A recent study by ITA investigators led by Amy Knudsen, PhD suggests that it may be reasonable to rescreen for colorectal cancer with methods other than colonoscopy following an initial negative exam. Using a microsimulation model of colorectal cancer, researchers found that rescreening at age 60 with colonoscopy every 10 years, CT colonography (aka “virtual colonoscopy”) every 5 years, or fecal occult blood testing (FOBT) or fecal immunochemical testing (FIT) every year greatly reduced the risk for colorectal cancer compared with no further screening.  All rescreening strategies provided roughly the same benefit in terms of life-years gained compared with no further screening. However, rescreening with CT colonography, FOBT, or FIT reduced the risk for complications and cost less than rescreening with colonoscopy.  The authors estimate that for every person who switches to FOBT or FIT following a negative initial colonoscopy, $450 to $495 could be saved over his or her lifetime.  On a population level, switching could lead to savings of $3 billion.  

 

News Coverage:

Reuters - http://www.reuters.com/article/2012/11/05/us-colon-cancer-idUSBRE8A41KT20121105

Fox News - http://www.foxnews.com/health/2012/11/06/1-colonoscopy-may-be-enough-for-lifetime/

Huffington Post - http://www.huffingtonpost.com/2012/11/10/colonoscopy-once-in-a-lifetime_n_2089910.html

 

Dr. Susannah L. Rose, PCORT alumna, was part of a collaborative team to examine how clinical-trial funding effects the interpretation of trial results by physicians.  Currently, all major clinical trials now include disclosures detailing who funded the study to ensure transparency. However, is it possible that this transparency is actually hurting research? One might assume that the methodological rigor of the study matters to physicians more than the disclosure.  However, in a new study, researchers at have found that pharmaceutical industry sponsorship of a research study negatively influences physicians’ perceptions of the study and their willingness to believe and act on the research findings.

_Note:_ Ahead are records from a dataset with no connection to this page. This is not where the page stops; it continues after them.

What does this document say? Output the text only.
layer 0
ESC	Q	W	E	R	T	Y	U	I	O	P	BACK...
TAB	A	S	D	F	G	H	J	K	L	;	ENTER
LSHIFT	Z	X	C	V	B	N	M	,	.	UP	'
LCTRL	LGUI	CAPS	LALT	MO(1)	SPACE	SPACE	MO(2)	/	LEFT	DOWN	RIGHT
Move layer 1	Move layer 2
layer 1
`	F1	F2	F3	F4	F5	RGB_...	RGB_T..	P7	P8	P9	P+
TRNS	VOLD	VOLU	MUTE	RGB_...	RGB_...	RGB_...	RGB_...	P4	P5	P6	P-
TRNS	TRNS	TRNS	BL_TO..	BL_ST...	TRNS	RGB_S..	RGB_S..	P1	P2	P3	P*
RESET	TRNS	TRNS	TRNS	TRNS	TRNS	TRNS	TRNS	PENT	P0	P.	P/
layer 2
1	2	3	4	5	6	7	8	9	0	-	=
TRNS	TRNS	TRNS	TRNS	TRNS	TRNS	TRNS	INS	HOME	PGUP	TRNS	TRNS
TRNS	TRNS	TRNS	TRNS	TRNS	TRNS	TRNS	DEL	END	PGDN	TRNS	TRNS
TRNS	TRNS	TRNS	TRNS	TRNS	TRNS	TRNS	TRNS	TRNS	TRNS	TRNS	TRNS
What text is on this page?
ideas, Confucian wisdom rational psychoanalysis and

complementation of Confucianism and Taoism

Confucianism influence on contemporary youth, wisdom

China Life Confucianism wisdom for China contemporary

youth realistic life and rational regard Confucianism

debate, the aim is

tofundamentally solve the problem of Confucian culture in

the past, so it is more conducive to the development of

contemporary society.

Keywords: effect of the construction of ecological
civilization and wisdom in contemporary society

This study was published in the September 20, 2012 issue of the New England Journal of Medicine (NEJM).

 

Dr. Pamela McMahon and ITA research staff collaborated with other mathematical modelers as part of the National Cancer Institute’s Cancer Intervention and Surveillance Modeling Network to the special issue of Risk Analysis: The Impact of the Reduction in Tobacco Smoking on  U.S. Lung Cancer Mortality (1975-2000): Collective Results from the Cancer Intervention and Surveillance Modeling Network.  This monograph quantifies the impact of changes in smoking behaviors on lung cancer mortality based on detailed reconstructions of cigarette smoking histories for people born from 1890 to 1970.  The issue details how this modeling was accomplished as well as describing how many lung cancer deaths have been averted due to declines in smoking and how many more deaths could have been averted had tobacco control efforts been perfect in eradicating cigarette smoking just after the first Surgeon Generals’ report.  

 

Dr. Steven Pearson of the Institute for Clinical and Economic Review at the ITA recently published an editorial with colleagues in the New England Journal of Medicine titled “The Ethics of Early Evidence – Preparing for a Possible Breakthrough in Alzheimer’s Disease.”  Researchers recently demonstrated the drug bexarotene is effective in treating Alzheimer’s disease in a mouse model with significant reversal of neural and cognitive defects.  While the results from this animal study are premature to recommend for treatment in humans, bexarotene has already been approved by the FDA for other uses such as treatment of non-Hodgkin’s lymphoma and therefore physicians could prescribe it for off-label indications.  The authors outline the ethical issues that are raised in this situation through case studies and highlight the importance of a stakeholder group to provide guidance on how to address the potential demand for this drug.    

 

The New York Times recently spotlighted a scientific publication by Dr. Chin Hur and other ITA research staff that investigated clinical risk factors to better identify which patients should be screening for Barrett’s Esophagus.  In a case-controlled study of 434 patients with Barrett’s Esophagus, researchers found that current use of aspirin reduced the risk of Barrett’s Esophagus by almost half.  Aspirin has been documented to reduce the incidence of esophageal cancer, most likely through inhibiting the COX-2 enzyme as increased expression of COX-2 has been detected in patients with Barrett’s Esophagus and esophageal cancer.  Further studies are needed to understand more about the relationship between the dosage and duration of aspirin use and the risk of Barrett’s Esophagus.